Delaware's superstar quarterback, Pat Devlin, started the game slowly but made some great second-half adjustments as the Blue Hens methodically picked apart the Wildcat secondary.
He would go 4-for-4 on the go-ahead drive after the sack, including a beautiful pass down the left side to wideout Nijha White, which the receiver snagged and wrapped the ball around the end zone pylon for the first score of the game.
"We just had to make that big play there," Keeler said. "Pat found Nihja on a corner route. It was a perfect pass and Nihja, Mr. Speed, got into the end zone."
And just before the beginning of the fourth quarter, he would go an effective 6 for 7, dissecting the worn-down Wildcat defense and ending with a 9 yard touchdown pass.
Wideout Mark Schenauer must have been the very last read for Devlin as he ran through target number one, number two, number three - but ultimately found him with a rifle in the end zone down the middle with a beautiful throw.
Devlin would end the evening with an efficient 27 for 38 evening passing the football, for 261 yards, 2 touchdowns and no interceptions.
His patience in the pocket really extended drives for the Blue Hens and ultimately allowed Delaware to overwhelm the Wildcats physically.

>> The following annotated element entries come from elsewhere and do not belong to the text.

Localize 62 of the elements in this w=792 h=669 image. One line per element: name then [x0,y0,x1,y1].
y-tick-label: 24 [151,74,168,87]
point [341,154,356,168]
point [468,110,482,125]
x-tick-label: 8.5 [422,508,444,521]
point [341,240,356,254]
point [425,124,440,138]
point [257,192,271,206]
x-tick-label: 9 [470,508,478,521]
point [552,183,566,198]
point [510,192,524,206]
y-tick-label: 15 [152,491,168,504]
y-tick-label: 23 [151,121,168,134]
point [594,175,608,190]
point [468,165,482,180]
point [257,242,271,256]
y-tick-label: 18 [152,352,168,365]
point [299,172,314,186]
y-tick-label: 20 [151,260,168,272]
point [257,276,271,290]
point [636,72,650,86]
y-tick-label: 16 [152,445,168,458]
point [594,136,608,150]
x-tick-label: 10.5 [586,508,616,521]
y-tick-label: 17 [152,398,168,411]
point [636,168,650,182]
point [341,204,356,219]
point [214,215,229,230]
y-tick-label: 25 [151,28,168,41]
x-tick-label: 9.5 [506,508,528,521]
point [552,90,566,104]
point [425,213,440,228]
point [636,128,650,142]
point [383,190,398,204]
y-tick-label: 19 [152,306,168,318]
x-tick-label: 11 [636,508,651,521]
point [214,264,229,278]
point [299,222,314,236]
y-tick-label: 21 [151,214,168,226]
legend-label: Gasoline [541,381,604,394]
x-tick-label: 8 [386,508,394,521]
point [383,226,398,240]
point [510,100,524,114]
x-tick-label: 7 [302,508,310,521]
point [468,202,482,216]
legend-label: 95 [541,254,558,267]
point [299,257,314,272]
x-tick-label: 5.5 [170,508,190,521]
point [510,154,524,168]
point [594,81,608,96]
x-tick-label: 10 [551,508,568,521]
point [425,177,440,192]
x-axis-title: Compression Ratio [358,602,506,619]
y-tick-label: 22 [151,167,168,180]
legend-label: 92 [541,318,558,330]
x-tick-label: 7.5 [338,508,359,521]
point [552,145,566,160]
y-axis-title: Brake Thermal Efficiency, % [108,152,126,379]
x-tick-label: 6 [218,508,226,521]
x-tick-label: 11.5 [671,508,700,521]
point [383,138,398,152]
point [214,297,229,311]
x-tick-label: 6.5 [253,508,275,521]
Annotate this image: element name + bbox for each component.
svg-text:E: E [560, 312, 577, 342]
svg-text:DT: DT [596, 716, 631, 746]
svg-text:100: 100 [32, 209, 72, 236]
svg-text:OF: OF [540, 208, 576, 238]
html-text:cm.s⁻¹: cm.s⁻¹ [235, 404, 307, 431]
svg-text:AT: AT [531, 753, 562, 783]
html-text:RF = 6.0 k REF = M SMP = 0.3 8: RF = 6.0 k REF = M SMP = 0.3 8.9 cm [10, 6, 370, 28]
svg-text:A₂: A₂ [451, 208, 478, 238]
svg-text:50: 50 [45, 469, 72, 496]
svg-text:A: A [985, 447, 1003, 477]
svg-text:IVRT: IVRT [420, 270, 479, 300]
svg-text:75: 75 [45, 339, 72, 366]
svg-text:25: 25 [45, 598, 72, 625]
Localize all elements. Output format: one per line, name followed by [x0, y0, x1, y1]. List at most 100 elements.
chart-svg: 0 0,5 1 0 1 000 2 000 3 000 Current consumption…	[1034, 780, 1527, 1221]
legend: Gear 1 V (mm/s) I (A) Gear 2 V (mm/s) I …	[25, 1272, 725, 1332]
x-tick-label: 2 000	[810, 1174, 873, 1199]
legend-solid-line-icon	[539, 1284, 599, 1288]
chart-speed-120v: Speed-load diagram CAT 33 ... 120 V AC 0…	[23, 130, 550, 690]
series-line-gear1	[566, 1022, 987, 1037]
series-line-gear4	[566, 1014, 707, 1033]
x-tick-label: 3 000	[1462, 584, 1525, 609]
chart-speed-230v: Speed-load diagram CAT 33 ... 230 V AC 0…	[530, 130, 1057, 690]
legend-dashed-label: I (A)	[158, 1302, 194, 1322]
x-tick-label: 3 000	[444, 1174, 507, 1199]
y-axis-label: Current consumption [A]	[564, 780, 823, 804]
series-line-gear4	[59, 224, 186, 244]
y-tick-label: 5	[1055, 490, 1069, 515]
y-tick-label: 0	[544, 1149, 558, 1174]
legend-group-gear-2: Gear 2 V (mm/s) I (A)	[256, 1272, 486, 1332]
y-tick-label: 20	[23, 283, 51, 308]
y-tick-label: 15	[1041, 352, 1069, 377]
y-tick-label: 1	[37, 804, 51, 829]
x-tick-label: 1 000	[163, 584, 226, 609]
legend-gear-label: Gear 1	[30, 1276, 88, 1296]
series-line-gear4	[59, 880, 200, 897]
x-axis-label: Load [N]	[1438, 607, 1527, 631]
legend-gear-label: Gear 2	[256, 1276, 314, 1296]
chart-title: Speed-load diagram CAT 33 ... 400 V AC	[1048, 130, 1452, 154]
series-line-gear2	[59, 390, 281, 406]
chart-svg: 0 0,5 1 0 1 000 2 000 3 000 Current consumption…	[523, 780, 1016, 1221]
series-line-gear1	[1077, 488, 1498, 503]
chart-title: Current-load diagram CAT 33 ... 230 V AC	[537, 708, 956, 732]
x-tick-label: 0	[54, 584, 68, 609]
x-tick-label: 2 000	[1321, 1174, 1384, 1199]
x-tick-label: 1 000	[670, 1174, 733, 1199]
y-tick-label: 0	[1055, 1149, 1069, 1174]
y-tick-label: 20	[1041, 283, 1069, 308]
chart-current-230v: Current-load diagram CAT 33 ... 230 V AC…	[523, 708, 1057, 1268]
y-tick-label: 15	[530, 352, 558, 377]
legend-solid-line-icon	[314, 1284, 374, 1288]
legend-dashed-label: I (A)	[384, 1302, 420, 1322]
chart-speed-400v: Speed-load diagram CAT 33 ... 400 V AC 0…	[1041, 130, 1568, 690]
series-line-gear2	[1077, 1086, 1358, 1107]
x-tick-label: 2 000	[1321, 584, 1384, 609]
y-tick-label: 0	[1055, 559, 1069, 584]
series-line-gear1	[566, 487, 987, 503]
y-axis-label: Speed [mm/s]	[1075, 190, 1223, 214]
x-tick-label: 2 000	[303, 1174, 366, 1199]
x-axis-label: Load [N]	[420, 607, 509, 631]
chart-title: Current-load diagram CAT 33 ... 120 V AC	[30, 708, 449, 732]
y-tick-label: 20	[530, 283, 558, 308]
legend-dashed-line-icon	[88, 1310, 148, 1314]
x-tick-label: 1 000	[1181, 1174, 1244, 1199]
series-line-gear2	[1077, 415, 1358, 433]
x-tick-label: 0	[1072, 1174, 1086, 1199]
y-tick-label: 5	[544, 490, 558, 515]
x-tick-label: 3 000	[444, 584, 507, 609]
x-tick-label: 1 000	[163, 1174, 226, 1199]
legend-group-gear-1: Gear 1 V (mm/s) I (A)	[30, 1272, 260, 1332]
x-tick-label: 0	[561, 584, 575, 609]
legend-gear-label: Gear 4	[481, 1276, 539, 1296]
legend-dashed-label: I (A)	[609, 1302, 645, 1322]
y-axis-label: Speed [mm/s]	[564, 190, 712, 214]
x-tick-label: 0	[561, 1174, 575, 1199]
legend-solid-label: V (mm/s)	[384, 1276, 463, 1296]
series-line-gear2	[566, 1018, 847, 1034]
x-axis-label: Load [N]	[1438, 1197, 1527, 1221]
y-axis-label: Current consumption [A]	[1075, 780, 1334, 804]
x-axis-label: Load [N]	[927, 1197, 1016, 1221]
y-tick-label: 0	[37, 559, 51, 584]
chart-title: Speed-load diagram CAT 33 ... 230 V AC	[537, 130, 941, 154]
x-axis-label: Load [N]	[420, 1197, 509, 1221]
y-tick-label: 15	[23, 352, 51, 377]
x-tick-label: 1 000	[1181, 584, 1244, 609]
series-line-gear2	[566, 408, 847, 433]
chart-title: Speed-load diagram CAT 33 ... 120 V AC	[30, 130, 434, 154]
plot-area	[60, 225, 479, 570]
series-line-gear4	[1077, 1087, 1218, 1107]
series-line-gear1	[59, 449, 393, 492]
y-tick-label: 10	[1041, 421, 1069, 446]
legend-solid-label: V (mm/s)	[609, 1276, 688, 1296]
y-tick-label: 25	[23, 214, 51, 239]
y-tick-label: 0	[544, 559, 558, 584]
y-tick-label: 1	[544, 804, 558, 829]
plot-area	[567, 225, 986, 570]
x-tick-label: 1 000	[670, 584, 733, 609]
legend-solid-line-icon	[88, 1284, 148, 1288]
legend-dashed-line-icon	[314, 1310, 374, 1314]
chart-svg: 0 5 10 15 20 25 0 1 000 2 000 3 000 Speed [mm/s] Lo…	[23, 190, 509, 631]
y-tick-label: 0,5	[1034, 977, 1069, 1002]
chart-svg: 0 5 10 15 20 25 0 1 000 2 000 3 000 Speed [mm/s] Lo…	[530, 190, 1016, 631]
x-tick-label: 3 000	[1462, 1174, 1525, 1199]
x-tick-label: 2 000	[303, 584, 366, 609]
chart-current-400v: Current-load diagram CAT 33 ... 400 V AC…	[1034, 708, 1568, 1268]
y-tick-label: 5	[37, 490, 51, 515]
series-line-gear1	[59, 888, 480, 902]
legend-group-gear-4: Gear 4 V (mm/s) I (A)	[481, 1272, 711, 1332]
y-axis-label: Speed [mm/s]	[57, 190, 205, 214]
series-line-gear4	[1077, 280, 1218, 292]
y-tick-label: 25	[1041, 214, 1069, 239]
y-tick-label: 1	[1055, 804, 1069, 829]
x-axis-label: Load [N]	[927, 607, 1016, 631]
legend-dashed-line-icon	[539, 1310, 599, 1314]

"I thought that Delaware grew stronger as the game went along," Wildcat coach Sean McDonnell said. "Very impressed, in person, with Pat Devlin, the plays he made with the football, the way he located it."
"We don't have any superstars except for maybe number 17 (Devlin)," Keeler said.
Thanks to a smpothering defensive effort — and number 17 — Delaware will be hosting either Wofford of Georgia Southern next weekend.